To demonstrate the effectiveness of the model, we evaluated the role of AMPKα1 in embryonic gut epithelial development. We observed an astonishing difference between WT and AMPKα1 KO ex vivo gut. Our results are supported by recent reports showing the positive roles of AMPK in gut epithelial barrier function [25,45], as well as cell differentiation [25,46–48]. A previously published study in adult mice focused on AMPK loss in epithelial cells [25], while this study focused on AMPK loss in the whole guts including mesenchymal cells during development, suggesting the necessity of AMPK α1 in proper peristalsis and overall health of fetal gut. AMPK specific deficiency in intestinal epithelial cells promoted proliferation of crypt cells in adult mice [25], while AMPK deficiency in whole ex vivo gut suppressed the proliferation and induced apoptosis, possibly due to the subsequent apoptosis induced by inadequate or lagging differentiation. Consistently, AMPK mutants in Drosophila cause abnormal epithelial integrity, defective mitotic cell division and even embryonic lethality [49]. The deficient differentiation in AMPKα1 KO ex vivo gut is partially associated with the downregulation of intestinal transcription factors, such as CDX2 [25]. However, the stimulated proliferation in crypts of epithelial AMPK deficient gut could be due to the fully expressed AMPK in mesenchymal cells underneath crypts, which secretes growth factors and cytokines for tissue regeneration to activate crypt cell proliferation [50].
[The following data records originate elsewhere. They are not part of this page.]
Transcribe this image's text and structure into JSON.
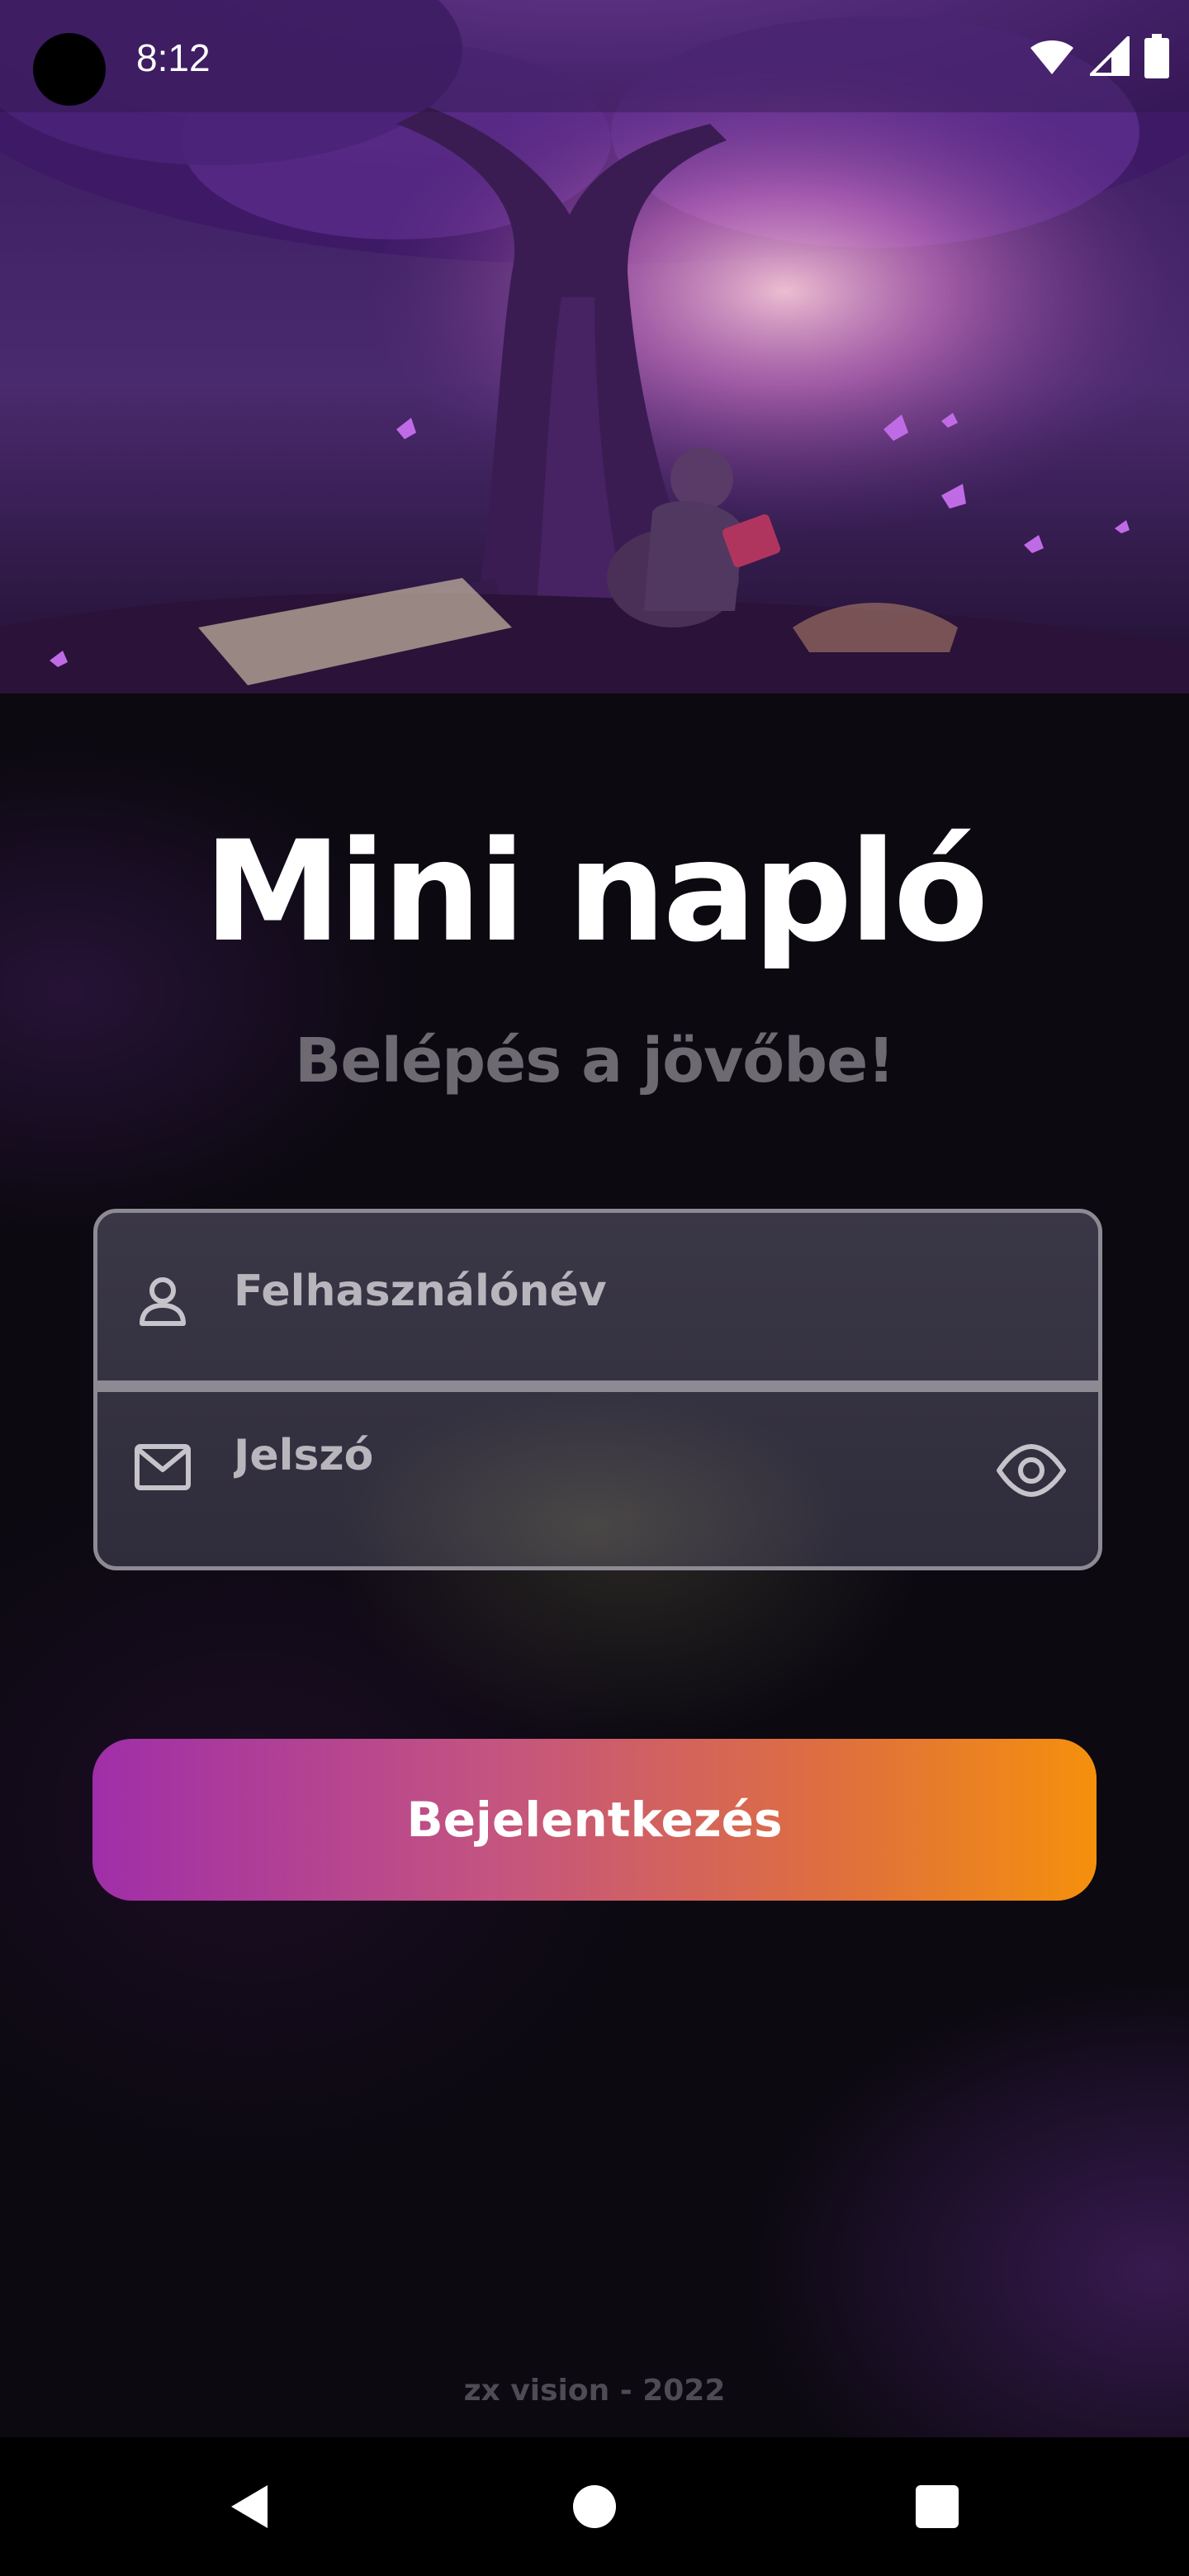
{
  "status_bar": {
    "time": "8:12",
    "icons": [
      "wifi-icon",
      "signal-icon",
      "battery-icon"
    ]
  },
  "hero": {
    "description_icon": "hero-illustration"
  },
  "title": "Mini napló",
  "subtitle": "Belépés a jövőbe!",
  "form": {
    "username": {
      "placeholder": "Felhasználónév",
      "value": "",
      "icon": "person-icon"
    },
    "password": {
      "placeholder": "Jelszó",
      "value": "",
      "icon": "mail-icon",
      "toggle_icon": "eye-icon"
    }
  },
  "login_button": {
    "label": "Bejelentkezés"
  },
  "footer": {
    "text": "zx vision - 2022"
  },
  "nav_bar": {
    "buttons": [
      "back-icon",
      "home-icon",
      "recents-icon"
    ]
  },
  "colors": {
    "background": "#0c0911",
    "title": "#ffffff",
    "subtitle": "#6d6a72",
    "field_border": "#8d8a93",
    "button_start": "#a02ea8",
    "button_end": "#f5900c",
    "footer": "#4e4b54"
  }
}
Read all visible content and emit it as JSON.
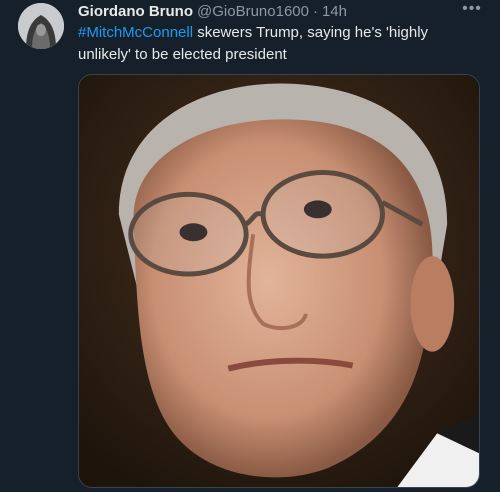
{
  "tweet": {
    "display_name": "Giordano Bruno",
    "handle": "@GioBruno1600",
    "separator": "·",
    "time": "14h",
    "hashtag": "#MitchMcConnell",
    "text": " skewers Trump, saying he's 'highly unlikely' to be elected president"
  },
  "icons": {
    "more": "more-horizontal-icon"
  },
  "colors": {
    "background": "#15202b",
    "link": "#1d9bf0",
    "secondary_text": "#8b98a5"
  }
}
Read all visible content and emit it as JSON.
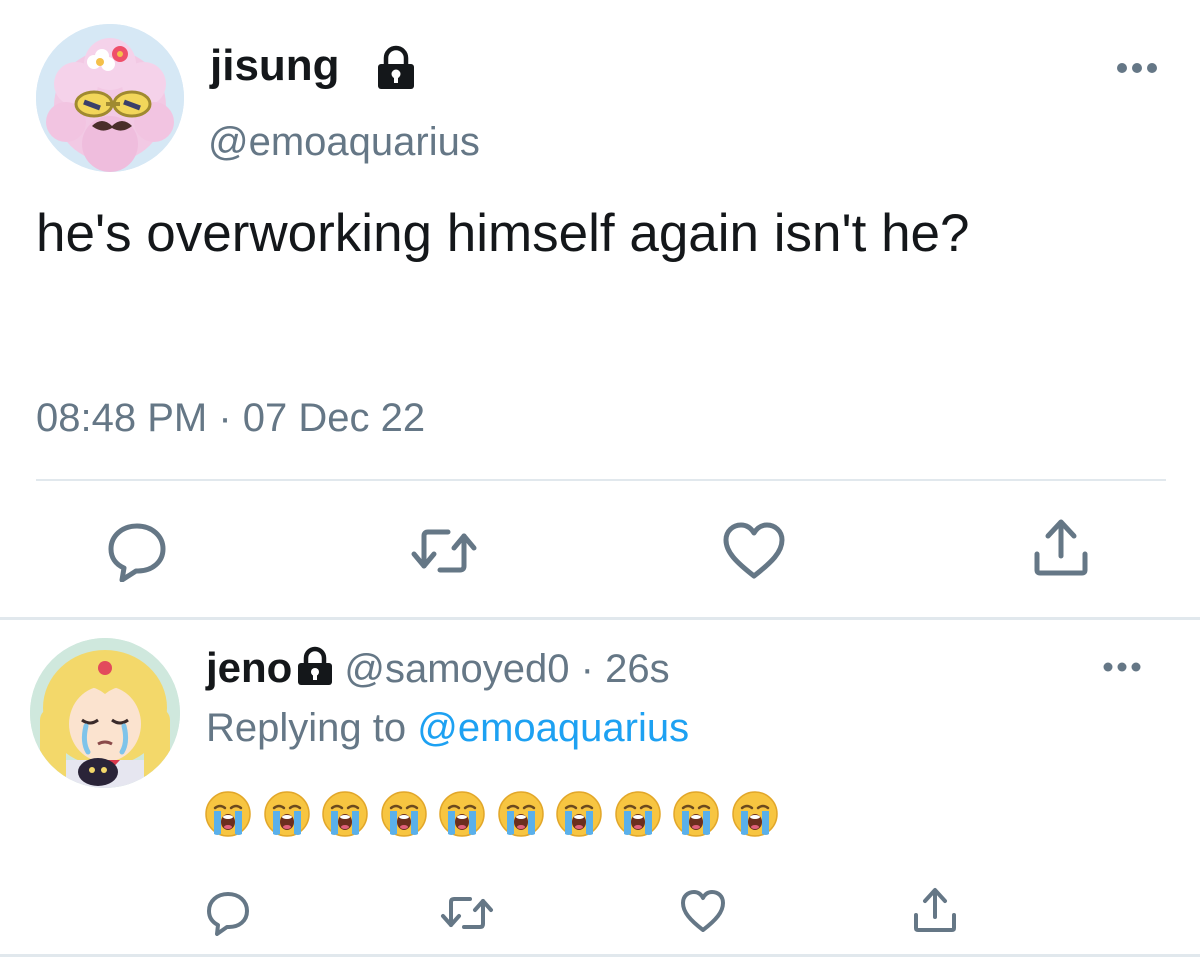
{
  "colors": {
    "text": "#14171a",
    "secondary": "#657786",
    "link": "#1da1f2",
    "divider": "#e1e8ed",
    "icon": "#657786"
  },
  "main_tweet": {
    "display_name": "jisung",
    "locked_icon": "lock-icon",
    "handle": "@emoaquarius",
    "text": "he's overworking himself again isn't he?",
    "timestamp": "08:48 PM · 07 Dec 22",
    "actions": [
      "reply-icon",
      "retweet-icon",
      "like-icon",
      "share-icon"
    ],
    "more_icon": "more-icon"
  },
  "reply_tweet": {
    "display_name": "jeno",
    "locked_icon": "lock-icon",
    "handle": "@samoyed0",
    "separator": "·",
    "time": "26s",
    "replying_prefix": "Replying to ",
    "replying_to": "@emoaquarius",
    "emojis": [
      "😭",
      "😭",
      "😭",
      "😭",
      "😭",
      "😭",
      "😭",
      "😭",
      "😭",
      "😭"
    ],
    "actions": [
      "reply-icon",
      "retweet-icon",
      "like-icon",
      "share-icon"
    ],
    "more_icon": "more-icon"
  }
}
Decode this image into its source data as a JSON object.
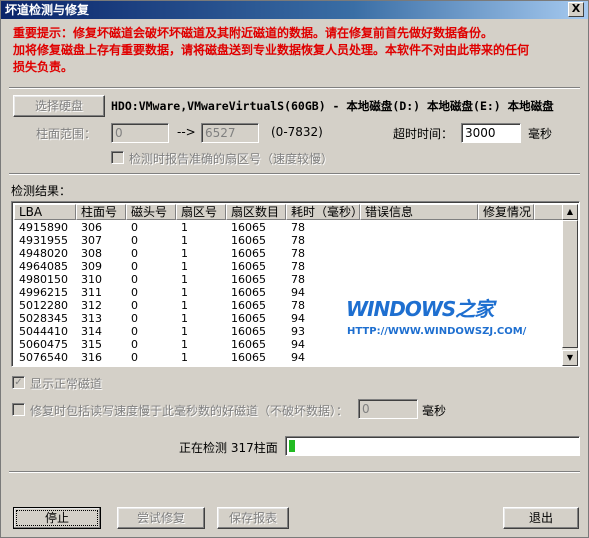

In summary, ex vivo gut culture system not only maintains the physiological structure of the gut but can effectively track intestinal epithelial differentiation and migration. Using the established ex vivo gut model, we further demonstrated a critical regulatory role of AMPKα1 in epithelial differentiation. This model has potential applications in examining impacts of nutrients, microbial metabolites, toxicants and antigenic materials on gut epithelial development, as well as exploring mechanisms regulating differentiation and migration.

Ethics

All procedures involving animals were approved by the Institutional Animal Care and Use Committee (IACUC) at Washington State University.

Data accessibility

This article has no additional data.

Authors' contributions

X.S. and M.-J.Z. designed the study. X.S. performed the experiments. X.F. helped the immunostaining experiments. X.S., M.-J.Z., X.F. and M.D. analysed and interpreted the data. X.S. and M.-J.Z. wrote and revised the manuscript.

Competing interests

The authors declare no competing or financial interests.

Funding

This work was financially supported partially by National Institutes of Health (NIH) (R15HD073864), USDA National Institute of Food and Agriculture (USDA-NIFA) (2018-67017-27517) and Emerging Research Issues Internal Competitive grant from the Washington State University, Agricultural Research Center (10A-3057-8640).